For the past decade The New Republic has seen its share of controversies – from support for the Iraq War to its over-the-top support of Israel – now the magazine which was founded in 1914 has a new publisher and editor-in-chief in Facebook co-founder Chris Hughes.
The 28 year-old Hughes is hardly qualified to hold those titles except for the fact that he is filthy rich. But those titles are not exactly working titles so much as what the person who is is bringing in the money is called at the magazine. Hughes won't be editing stories, I would guess, so much as setting the direction for the magazine. Because of this, staffers appear to be genuinely excited by the prospects.
"In the next era of The New Republic," Hughes wrote last night on the magazine's website, "we will aggressively adapt to the newest information technologies without sacrificing our commitment to serious journalism. We will look to tell the most important stories in politics and the arts and provide the type of rigorous analysis that The New Republic has been known for. We will ask pressing questions of our leaders, share groundbreaking new ideas, and shed new light on the state of politics and culture."
"The New Republic has been and will remain a journal of progressive values, but it will above all aim to appeal to independent thinkers on the left and the right who search for fresh ideas and a deeper understanding of the challenges our world faces," Hughes concluded.
According to the New York Times report on the Hughes investment in TNR, Hughes is a big believer in the future of tablet editions, telling the NYT that “five to 10 years from now, if not sooner, the vast majority of The New Republic readers are likely to be reading it on a tablet.”
The introduction of Hughes means that this is the end of the Martin Peretz era at the usually liberal magazine. Although the magazine has long been seen as a player in progressive politics, the magazine's stance on the Iraq War, and its support for hard-right Israeli politics, alienated many readers. As a result, TNR's circulation is only around 50,000, about a third the size of The Nation.
In fact, while The Nation was able to boost its circulation by being a foil to the White House under George Bush, TNR was often seen as supportive of important Bush administration policies, and therefore not an alternative voice. As a result, The Nation's circulation rose to 187,000 in 2006 at the height of anti-war sentiment.
TNR, on the other hand, which had a circulation of 101,651 at the end of the Clinton administration, has seen its readership drop 47 percent during the last decade.

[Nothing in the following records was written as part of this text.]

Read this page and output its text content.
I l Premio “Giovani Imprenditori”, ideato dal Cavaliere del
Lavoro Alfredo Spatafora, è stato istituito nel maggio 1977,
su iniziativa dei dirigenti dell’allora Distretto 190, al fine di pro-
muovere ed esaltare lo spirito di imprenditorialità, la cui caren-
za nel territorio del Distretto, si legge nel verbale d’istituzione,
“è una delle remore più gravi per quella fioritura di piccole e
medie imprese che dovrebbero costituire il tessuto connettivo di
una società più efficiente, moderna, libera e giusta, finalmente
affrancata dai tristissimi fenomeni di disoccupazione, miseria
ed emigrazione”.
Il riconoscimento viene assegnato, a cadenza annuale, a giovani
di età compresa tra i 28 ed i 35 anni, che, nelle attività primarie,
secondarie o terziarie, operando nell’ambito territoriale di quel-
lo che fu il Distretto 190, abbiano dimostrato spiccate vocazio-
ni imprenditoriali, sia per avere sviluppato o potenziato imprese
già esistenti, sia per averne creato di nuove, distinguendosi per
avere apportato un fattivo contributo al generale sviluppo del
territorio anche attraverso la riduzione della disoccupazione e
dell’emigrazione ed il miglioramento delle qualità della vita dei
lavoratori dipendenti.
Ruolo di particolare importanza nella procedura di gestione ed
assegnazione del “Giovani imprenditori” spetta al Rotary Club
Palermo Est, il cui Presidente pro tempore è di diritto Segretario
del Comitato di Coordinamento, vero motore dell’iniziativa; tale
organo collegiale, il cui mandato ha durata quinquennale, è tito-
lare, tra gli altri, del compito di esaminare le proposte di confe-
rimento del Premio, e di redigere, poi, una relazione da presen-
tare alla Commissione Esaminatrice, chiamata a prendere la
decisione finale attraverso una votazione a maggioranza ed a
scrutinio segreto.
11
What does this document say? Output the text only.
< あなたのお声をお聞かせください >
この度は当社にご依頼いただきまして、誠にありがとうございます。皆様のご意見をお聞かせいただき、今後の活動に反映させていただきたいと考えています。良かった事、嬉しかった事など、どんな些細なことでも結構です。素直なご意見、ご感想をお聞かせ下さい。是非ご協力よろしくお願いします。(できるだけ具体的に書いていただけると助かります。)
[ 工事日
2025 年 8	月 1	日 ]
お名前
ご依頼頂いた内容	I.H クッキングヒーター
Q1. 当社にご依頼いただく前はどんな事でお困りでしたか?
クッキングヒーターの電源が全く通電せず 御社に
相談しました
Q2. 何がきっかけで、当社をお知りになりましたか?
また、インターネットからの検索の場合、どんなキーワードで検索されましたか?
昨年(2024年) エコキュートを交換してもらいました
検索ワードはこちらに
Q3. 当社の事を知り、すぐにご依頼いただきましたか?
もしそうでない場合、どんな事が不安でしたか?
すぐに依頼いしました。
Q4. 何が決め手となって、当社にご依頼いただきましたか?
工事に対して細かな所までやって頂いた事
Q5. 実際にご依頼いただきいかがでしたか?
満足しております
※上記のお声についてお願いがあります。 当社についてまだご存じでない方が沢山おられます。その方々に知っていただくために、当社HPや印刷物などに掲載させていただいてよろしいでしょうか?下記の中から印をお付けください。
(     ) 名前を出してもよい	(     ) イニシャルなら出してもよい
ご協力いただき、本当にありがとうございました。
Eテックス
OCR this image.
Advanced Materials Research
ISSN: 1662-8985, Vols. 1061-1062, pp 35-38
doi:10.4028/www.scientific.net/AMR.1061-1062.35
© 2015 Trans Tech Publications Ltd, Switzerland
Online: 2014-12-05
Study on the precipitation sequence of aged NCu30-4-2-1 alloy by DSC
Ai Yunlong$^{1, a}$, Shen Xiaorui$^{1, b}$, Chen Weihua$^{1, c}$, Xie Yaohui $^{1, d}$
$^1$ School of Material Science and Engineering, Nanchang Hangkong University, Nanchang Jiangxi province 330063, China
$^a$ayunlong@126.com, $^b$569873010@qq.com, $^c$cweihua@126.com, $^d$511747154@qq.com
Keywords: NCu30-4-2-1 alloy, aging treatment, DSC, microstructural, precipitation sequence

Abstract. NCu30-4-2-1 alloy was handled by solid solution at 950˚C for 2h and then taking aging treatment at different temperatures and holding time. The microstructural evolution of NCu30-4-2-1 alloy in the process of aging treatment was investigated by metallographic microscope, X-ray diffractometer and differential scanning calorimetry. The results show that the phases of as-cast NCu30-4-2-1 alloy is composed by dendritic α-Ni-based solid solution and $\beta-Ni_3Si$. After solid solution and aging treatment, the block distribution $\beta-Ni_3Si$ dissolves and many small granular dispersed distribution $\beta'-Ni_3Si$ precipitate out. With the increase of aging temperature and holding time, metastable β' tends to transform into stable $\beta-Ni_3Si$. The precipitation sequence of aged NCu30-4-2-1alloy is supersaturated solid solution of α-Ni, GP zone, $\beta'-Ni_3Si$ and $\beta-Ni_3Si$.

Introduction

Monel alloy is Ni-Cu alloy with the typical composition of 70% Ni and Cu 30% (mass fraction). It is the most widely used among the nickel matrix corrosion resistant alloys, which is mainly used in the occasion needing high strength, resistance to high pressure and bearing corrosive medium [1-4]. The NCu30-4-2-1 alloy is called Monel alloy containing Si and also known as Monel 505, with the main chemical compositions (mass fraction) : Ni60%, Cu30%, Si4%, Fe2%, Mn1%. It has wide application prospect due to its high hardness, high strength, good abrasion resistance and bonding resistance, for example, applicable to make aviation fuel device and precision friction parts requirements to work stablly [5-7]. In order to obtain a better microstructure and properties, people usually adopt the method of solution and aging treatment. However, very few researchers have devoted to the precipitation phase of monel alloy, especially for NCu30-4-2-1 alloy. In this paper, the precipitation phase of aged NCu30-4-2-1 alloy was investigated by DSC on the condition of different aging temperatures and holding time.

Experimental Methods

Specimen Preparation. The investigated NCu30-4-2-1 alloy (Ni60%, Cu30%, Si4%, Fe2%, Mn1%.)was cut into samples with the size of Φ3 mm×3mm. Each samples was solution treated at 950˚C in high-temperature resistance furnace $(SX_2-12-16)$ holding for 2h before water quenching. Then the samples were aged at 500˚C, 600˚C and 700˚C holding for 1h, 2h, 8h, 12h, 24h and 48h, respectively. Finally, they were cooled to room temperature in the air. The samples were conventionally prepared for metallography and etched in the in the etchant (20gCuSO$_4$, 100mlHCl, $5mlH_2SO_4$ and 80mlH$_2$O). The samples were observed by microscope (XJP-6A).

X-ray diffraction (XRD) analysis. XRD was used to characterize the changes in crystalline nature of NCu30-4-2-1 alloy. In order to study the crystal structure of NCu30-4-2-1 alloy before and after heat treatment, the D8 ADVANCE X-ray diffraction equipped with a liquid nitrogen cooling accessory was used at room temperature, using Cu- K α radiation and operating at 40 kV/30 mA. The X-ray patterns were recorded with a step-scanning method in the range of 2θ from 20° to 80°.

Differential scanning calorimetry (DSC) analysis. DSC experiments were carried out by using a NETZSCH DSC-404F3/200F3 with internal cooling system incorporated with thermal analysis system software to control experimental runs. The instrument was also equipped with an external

It will be interesting to see if the magazine's tablet strategy does, indeed, change.
Currently, print subscribers are forced to pay again in order to access issues using the iPad app. As a result, reviews inside the App Store are at the two extremes: five-star reviews come from readers happy to toss their print editions away and only read the tablet version, while one-star reviews lament the requirement that as print subscribers they are forced to pay again.